Orthodontic manuscripts in the 21st century in general and in the last decade particularly have focused on synthesizing existing evidence. This publishing of synthesis largely, inspired by the desire to improve metrics, has seen many journals solely focus on the tip of the evidence pyramid, and ignore the “evidence funnel concept” or even primary data that might be so integral to a clinical specialty like ours![10] The surge in systematic reviews and meta-analysis in orthodontic journals recently is encouraging, however, we also see a trend sometimes, where the number of original prospective trials is outnumbered by the number of systematic reviews published on a given topic. This poses more questions about the relevance of the written word than answers.[11] Is the metric driven drive to “publish or perish” fuelling this? I sincerely hope not!

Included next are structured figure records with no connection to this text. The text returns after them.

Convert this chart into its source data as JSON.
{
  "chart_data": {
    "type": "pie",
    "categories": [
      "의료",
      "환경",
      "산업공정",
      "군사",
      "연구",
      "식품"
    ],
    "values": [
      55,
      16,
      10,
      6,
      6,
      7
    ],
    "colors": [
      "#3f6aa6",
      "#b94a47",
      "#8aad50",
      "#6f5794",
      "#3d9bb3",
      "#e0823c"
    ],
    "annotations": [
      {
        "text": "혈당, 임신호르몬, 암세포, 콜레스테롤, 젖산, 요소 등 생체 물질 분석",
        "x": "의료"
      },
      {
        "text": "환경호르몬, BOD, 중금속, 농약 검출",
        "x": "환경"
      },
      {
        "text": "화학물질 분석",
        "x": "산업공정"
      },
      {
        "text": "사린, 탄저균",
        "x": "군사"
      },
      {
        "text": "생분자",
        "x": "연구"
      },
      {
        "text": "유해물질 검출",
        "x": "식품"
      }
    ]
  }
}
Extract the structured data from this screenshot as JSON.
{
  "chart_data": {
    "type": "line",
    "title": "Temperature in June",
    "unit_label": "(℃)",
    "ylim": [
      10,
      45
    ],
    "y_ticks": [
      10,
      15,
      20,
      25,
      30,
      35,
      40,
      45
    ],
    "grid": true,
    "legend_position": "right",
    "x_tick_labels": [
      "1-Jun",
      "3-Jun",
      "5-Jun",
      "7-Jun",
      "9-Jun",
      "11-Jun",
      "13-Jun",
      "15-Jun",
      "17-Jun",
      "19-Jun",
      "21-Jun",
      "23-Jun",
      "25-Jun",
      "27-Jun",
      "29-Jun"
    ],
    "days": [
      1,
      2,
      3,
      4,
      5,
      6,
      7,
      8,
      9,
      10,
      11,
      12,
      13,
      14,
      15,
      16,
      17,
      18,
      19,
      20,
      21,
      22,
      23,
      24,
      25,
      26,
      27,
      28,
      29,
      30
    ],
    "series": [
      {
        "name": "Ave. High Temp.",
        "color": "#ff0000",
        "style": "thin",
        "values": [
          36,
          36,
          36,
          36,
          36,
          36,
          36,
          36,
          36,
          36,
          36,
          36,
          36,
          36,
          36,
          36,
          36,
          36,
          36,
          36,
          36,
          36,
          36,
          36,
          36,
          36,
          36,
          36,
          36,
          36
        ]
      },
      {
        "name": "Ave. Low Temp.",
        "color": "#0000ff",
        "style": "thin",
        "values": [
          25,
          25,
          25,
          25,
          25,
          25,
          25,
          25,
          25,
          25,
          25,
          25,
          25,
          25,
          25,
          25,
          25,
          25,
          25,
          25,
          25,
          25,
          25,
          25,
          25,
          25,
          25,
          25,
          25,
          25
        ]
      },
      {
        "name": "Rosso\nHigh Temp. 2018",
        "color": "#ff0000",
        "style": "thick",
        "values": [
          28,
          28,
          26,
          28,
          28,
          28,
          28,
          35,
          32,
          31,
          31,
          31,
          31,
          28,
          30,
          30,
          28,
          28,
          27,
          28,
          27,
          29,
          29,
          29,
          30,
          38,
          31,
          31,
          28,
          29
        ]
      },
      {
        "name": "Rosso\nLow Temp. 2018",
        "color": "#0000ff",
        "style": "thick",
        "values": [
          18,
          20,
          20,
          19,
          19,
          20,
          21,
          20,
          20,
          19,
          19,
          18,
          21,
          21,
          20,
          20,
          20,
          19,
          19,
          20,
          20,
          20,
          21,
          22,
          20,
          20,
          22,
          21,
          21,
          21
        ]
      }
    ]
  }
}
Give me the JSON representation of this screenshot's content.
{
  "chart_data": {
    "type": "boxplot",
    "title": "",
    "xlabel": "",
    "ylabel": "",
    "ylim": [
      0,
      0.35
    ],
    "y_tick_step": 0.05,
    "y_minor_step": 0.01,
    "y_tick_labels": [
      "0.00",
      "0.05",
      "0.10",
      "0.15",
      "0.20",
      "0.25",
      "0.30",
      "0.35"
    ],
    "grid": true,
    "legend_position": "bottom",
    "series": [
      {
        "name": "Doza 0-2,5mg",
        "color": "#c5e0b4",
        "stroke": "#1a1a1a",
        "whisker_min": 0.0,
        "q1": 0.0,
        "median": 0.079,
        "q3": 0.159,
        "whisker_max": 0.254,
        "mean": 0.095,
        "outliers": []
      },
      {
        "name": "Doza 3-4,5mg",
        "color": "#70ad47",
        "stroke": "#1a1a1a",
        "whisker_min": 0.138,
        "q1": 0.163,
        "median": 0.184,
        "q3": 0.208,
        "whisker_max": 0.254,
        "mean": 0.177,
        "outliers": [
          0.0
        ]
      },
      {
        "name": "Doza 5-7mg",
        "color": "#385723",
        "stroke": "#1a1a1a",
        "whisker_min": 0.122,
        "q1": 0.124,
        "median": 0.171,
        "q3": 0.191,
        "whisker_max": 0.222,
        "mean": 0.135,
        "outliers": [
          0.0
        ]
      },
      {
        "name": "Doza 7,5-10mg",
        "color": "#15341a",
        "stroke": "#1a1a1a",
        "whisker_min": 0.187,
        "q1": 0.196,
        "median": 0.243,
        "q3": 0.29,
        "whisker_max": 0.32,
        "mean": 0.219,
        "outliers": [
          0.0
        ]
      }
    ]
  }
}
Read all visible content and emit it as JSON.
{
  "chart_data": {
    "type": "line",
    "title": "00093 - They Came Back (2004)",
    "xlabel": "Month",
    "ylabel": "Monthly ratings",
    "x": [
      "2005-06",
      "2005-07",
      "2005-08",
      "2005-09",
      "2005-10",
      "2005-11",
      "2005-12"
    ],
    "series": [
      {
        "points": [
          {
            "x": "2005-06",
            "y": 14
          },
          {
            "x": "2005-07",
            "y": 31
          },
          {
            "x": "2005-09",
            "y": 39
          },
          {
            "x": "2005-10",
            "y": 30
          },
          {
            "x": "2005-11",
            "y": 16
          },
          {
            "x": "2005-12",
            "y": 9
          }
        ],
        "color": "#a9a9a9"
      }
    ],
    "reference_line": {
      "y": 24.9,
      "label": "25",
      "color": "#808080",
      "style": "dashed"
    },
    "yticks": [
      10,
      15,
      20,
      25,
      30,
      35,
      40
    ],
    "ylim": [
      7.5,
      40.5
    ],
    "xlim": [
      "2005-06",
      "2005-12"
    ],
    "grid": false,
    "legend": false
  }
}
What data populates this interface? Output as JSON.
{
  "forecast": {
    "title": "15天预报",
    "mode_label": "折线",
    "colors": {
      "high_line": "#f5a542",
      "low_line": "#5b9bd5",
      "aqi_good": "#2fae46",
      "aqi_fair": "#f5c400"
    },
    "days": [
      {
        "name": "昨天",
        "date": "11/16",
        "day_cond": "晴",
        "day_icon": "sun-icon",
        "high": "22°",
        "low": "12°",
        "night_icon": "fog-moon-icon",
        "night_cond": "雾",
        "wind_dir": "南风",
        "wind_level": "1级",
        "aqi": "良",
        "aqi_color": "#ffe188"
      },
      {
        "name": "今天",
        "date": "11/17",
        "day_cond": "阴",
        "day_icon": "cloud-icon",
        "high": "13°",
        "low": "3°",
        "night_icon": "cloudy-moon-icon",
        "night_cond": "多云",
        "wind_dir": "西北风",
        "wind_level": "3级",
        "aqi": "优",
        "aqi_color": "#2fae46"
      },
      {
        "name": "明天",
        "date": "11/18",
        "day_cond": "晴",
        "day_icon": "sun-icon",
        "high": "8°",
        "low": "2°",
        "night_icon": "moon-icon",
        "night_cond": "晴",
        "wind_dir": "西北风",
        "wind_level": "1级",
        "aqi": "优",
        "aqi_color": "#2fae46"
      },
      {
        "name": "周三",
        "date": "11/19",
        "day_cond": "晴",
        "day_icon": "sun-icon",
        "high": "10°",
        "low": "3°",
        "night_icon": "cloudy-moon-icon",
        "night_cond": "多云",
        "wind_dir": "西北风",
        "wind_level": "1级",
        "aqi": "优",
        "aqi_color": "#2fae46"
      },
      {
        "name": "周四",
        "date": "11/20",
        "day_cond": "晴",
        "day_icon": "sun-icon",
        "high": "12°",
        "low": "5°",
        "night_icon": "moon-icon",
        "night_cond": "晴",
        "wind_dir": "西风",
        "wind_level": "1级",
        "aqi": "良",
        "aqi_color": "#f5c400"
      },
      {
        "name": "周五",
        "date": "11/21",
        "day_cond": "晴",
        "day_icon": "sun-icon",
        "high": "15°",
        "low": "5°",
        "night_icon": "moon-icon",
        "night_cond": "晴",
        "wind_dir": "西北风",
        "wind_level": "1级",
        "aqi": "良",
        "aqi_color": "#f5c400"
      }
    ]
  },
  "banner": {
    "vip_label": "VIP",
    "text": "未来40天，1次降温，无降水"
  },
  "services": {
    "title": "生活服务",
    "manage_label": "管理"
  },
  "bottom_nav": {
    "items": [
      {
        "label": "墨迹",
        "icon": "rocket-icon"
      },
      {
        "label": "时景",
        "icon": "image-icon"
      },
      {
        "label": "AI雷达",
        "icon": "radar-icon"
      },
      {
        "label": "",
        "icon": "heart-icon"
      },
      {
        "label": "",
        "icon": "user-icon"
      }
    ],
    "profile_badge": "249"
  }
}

As I hang up my editorial gloves, am I writing an early obituary for scholarly journals as we know of them? Of course not! Orthodontics has always been a vibrant specialty with a “soul” that has embraced change pro-actively and judiciously amalgamated its written word to address both the “wet fingered clinician” and the “academic pencil pusher” keeping the needs of our patients paramount.[12] The future will also walk this tight rope judiciously – only the formats that we know of might change!